In the Central, there are just 3½ games separating the four teams that trail the Cardinals. The Cubs are second, pressed by Cincinnati, Milwaukee and Houston. In the West there is a three-team race with Los Angeles a half game ahead of San Francisco. San Diego is just two games out.

The Giants hold a one game edge over the Cubs in the wild card race, although both teams are tied in losses. Just 4½ games separate the nine contenders. The Astros are still very much in contention despite trailing eight teams in that race.

Through the All Star break, home teams are winning at a healthy 55.3 percent, which is slightly higher than home team success in 2003. The key to winning pennants is the ability to win on the road. It’s no surprise that most teams have losing records on the road even if they play extremely well at home.

Just six teams have winning records on the road and just one (St. Louis at 26-15) has won at least three more road games than they have lost. It can only be conjectured how far in front the Cards might be if they did not struggle at home during the season’s first months. The New York Yankees are an ordinary 22-19 on road but boast baseball’s best home record at 33-12.

There has been absolutely no bias whatsoever in "overs" and "unders" this season. The "under" holds a scant 622-621 edge with 55 games pushing. Kudos to the linesmaker for those results.

Play resumes on Thursday with a dozen four-game series and a trio of three-game series. Note that the three days of rest will allow many managers to reshuffle their starting rotations for the second half of the season. Here are the best matchups.

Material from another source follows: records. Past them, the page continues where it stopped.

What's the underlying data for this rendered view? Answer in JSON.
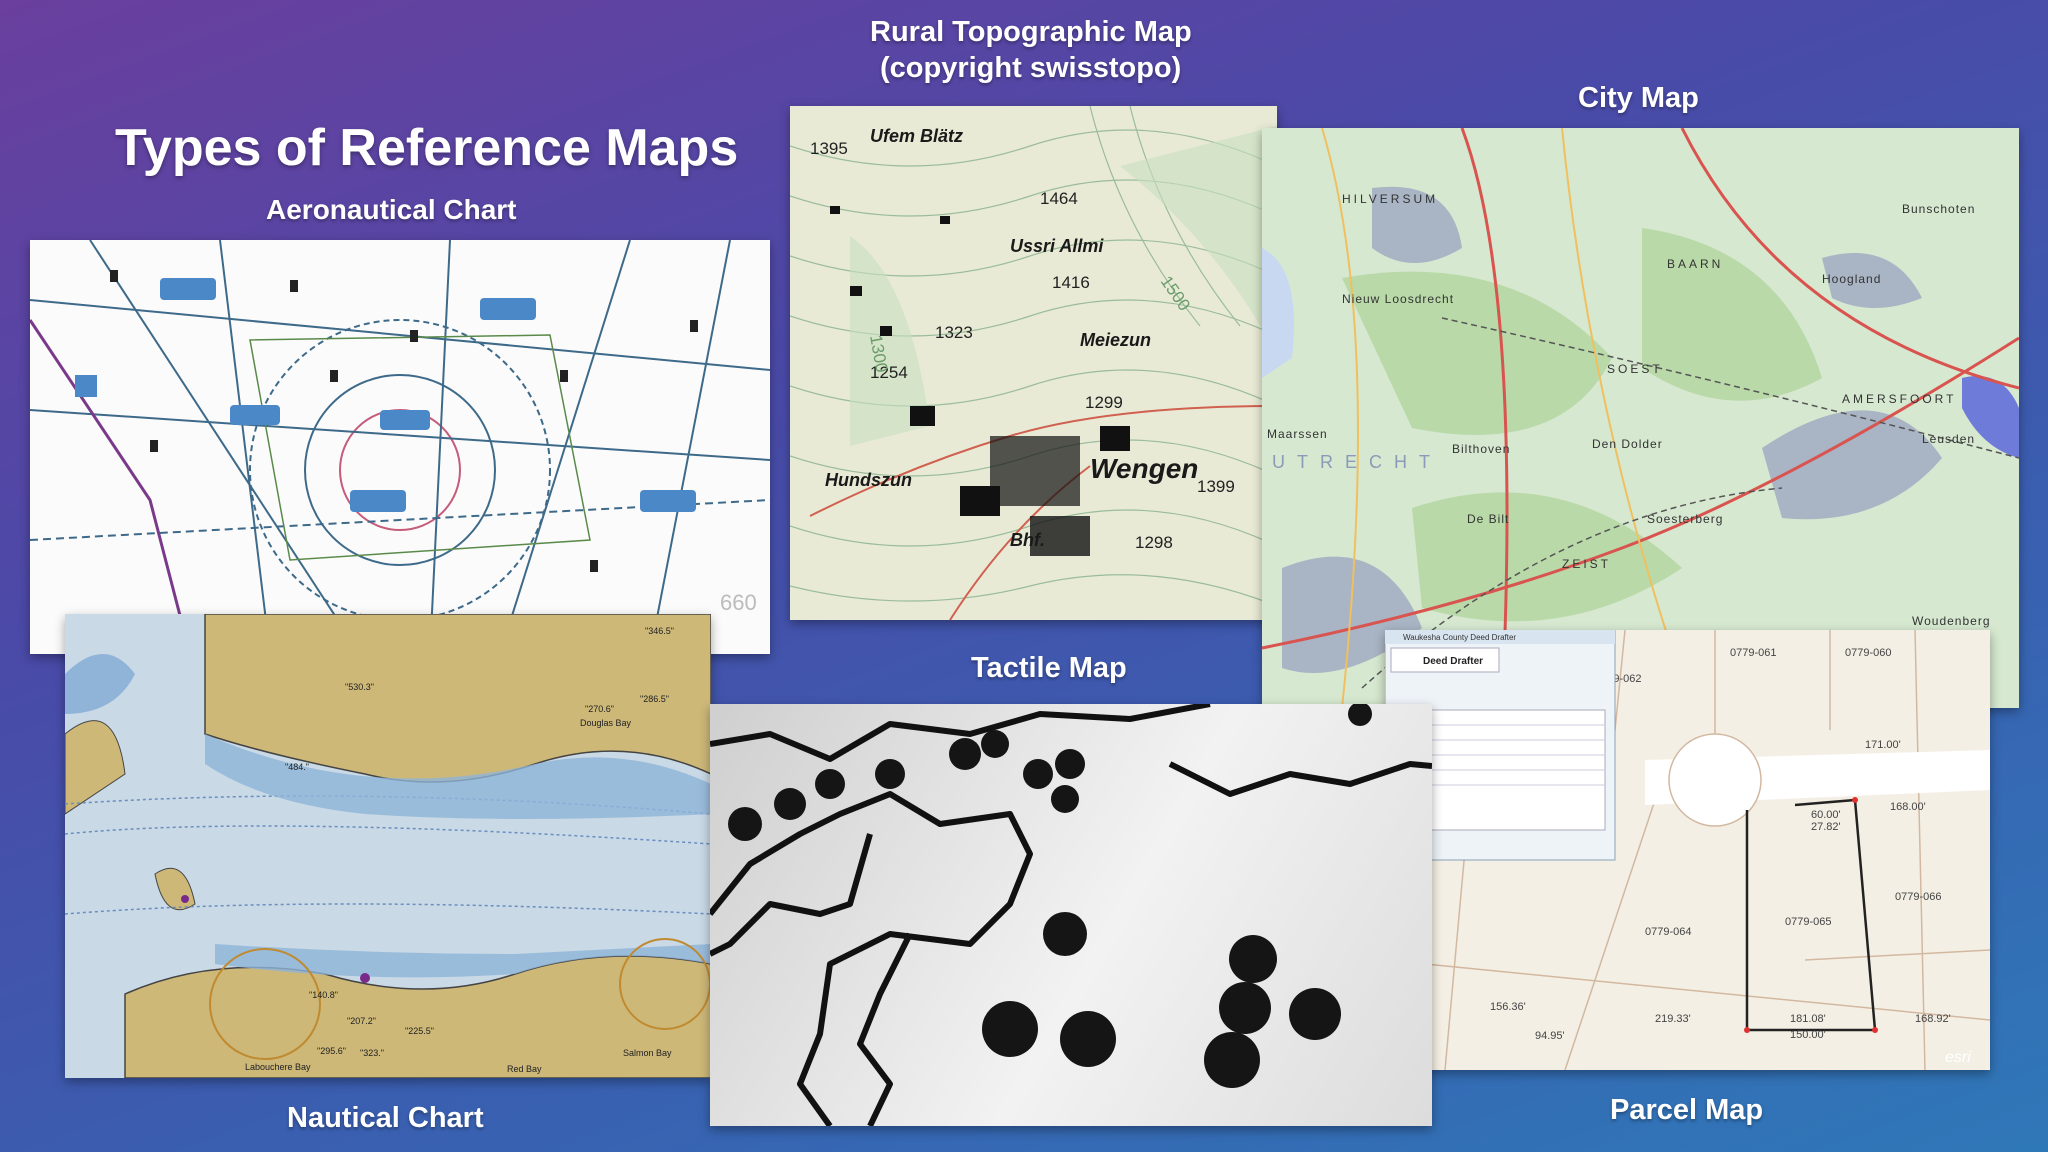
{
  "slide": {
    "title": "Types of Reference Maps",
    "colors": {
      "background_top": "#6a3f9e",
      "background_bottom": "#2f78b8",
      "text": "#ffffff"
    }
  },
  "maps": {
    "aeronautical": {
      "label": "Aeronautical Chart",
      "visible_numbers": [
        "660"
      ]
    },
    "topographic": {
      "label_line1": "Rural Topographic Map",
      "label_line2": "(copyright swisstopo)",
      "place_names": [
        "Ufem Blätz",
        "Ussri Allmi",
        "Meiezun",
        "Wengen",
        "Hundszun",
        "Bhf."
      ],
      "elevations": [
        "1395",
        "1464",
        "1416",
        "1323",
        "1254",
        "1299",
        "1399",
        "1298",
        "1300",
        "1500"
      ]
    },
    "city": {
      "label": "City Map",
      "place_names": [
        "HILVERSUM",
        "BAARN",
        "Bunschoten",
        "Hoogland",
        "AMERSFOORT",
        "Leusden",
        "Bilthoven",
        "De Bilt",
        "ZEIST",
        "SOEST",
        "Maarssen",
        "Den Dolder",
        "Soesterberg",
        "Woudenberg",
        "UTRECHT",
        "Nieuw Loosdrecht"
      ]
    },
    "tactile": {
      "label": "Tactile Map"
    },
    "nautical": {
      "label": "Nautical Chart",
      "soundings": [
        "\"530.3\"",
        "\"484.\"",
        "\"270.6\"",
        "\"286.5\"",
        "\"346.5\"",
        "\"140.8\"",
        "\"207.2\"",
        "\"225.5\"",
        "\"295.6\"",
        "\"323.\""
      ],
      "place_names": [
        "Douglas Bay",
        "Labouchere Bay",
        "Salmon Bay",
        "Red Bay"
      ]
    },
    "parcel": {
      "label": "Parcel Map",
      "window_title": "Waukesha County Deed Drafter",
      "panel_title": "Deed Drafter",
      "parcel_ids": [
        "0779-061",
        "0779-060",
        "0779-062",
        "0779-064",
        "0779-065",
        "0779-066"
      ],
      "dimensions": [
        "171.00'",
        "168.00'",
        "60.00'",
        "27.82'",
        "219.33'",
        "181.08'",
        "168.92'",
        "150.00'",
        "94.95'",
        "156.36'"
      ],
      "watermark": "esri"
    }
  }
}
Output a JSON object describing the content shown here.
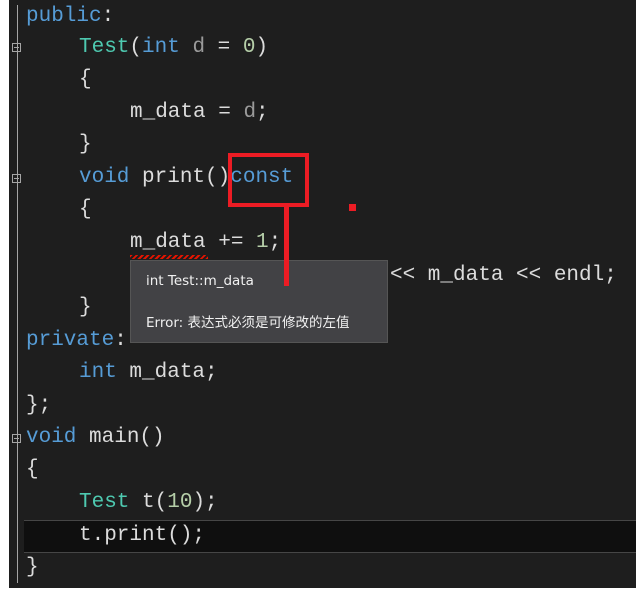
{
  "code": {
    "l1": {
      "kw": "public",
      "rest": ":"
    },
    "l2": {
      "name": "Test",
      "p1": "(",
      "kw": "int",
      "param": " d",
      "rest": " = ",
      "num": "0",
      "close": ")"
    },
    "l3": "{",
    "l4": {
      "id": "m_data",
      "rest": " = ",
      "param": "d",
      "end": ";"
    },
    "l5": "}",
    "l6": {
      "kw": "void",
      "name": " print()",
      "kw2": "const"
    },
    "l7": "{",
    "l8": {
      "id": "m_data",
      "rest": " += ",
      "num": "1",
      "end": ";"
    },
    "l9": "<< m_data << endl;",
    "l10": "}",
    "l11": {
      "kw": "private",
      "rest": ":"
    },
    "l12": {
      "kw": "int",
      "rest": " m_data;"
    },
    "l13": "};",
    "l14": {
      "kw": "void",
      "rest": " main()"
    },
    "l15": "{",
    "l16": {
      "ty": "Test",
      "rest": " t(",
      "num": "10",
      "end": ");"
    },
    "l17": "t.print();",
    "l18": "}"
  },
  "tooltip": {
    "symbol": "int Test::m_data",
    "error": "Error: 表达式必须是可修改的左值"
  },
  "colors": {
    "keyword": "#569cd6",
    "type": "#4ec9b0",
    "number": "#b5cea8",
    "annotation": "#ec1c24",
    "background": "#1e1e1e"
  }
}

Phillies at Mets: The teams split a four game series in Philly last week with the Phillies taking a pair of one run games and the Mets winning more convincingly. New York has he edge in pitching while the Phils are better offensively. The Mets have improved at the plate over the last month and would be playable as home underdogs in any game.

Philly may be also played as an underdog but must be at least +130 against either Tom Glavine or Al Leiter. The Mets have won six of nine meetings in the series with five going "under" the posted total. The "under" is preferred at 9 or higher.

Brewers at Cubs: These division rivals met for just the first time this season last week with Milwaukee sweeping all three games at home. Each contest went "under" and this series should similarly be low scoring. Neither team is hitting well at the break and both have gotten solid starting pitching.

Kerry Wood was sharp in Sunday night’s return. Although the winds will dictate the totals at Wrigley Field, the "under" is preferred in all games. If Ben Sheets is on the mound as an underdog, the Brewers will be an attractive play. Doug Davis and Vic Santos also pitched brilliantly in wins last week and may be backed as a +140 underdog.

White Sox at A’s: Oakland won the two earlier meetings this season in early June in Chicago. Both teams are battling for the playoffs with each having a shot at winning their division or wild card. Both have solid starting pitching but we will look to play the "over" at 9 or less and "under" if 10 or higher.

Oakland’s Barry Zito has struggled much of the season and the White Sox will be an attractive play as an underdog. Oakland will be playable as dogs against Mark Buehrle, Esteban Loaiza or Freddy Garcia. The White Sox would be playable in any game as +140 underdogs regardless of who starts.

Red Sox at Angels: Anaheim won the previous two meetings this season played in Boston in early June. Both were high scoring games that went "over" and this series should also be high scoring. Both teams are healthier at the plate than six weeks ago. The two Boston aces (Pedro Martinez and Curt Schilling) have combined for more "overs" this season. Play the "over" at 9 or less.

Anaheim will be worth a play as underdogs against either Martinez or Schilling. The Red Sox can be played as dogs against any Anaheim starter. Against either Jarrod Washburn or John Lackey, the BoSox should be getting at least +120.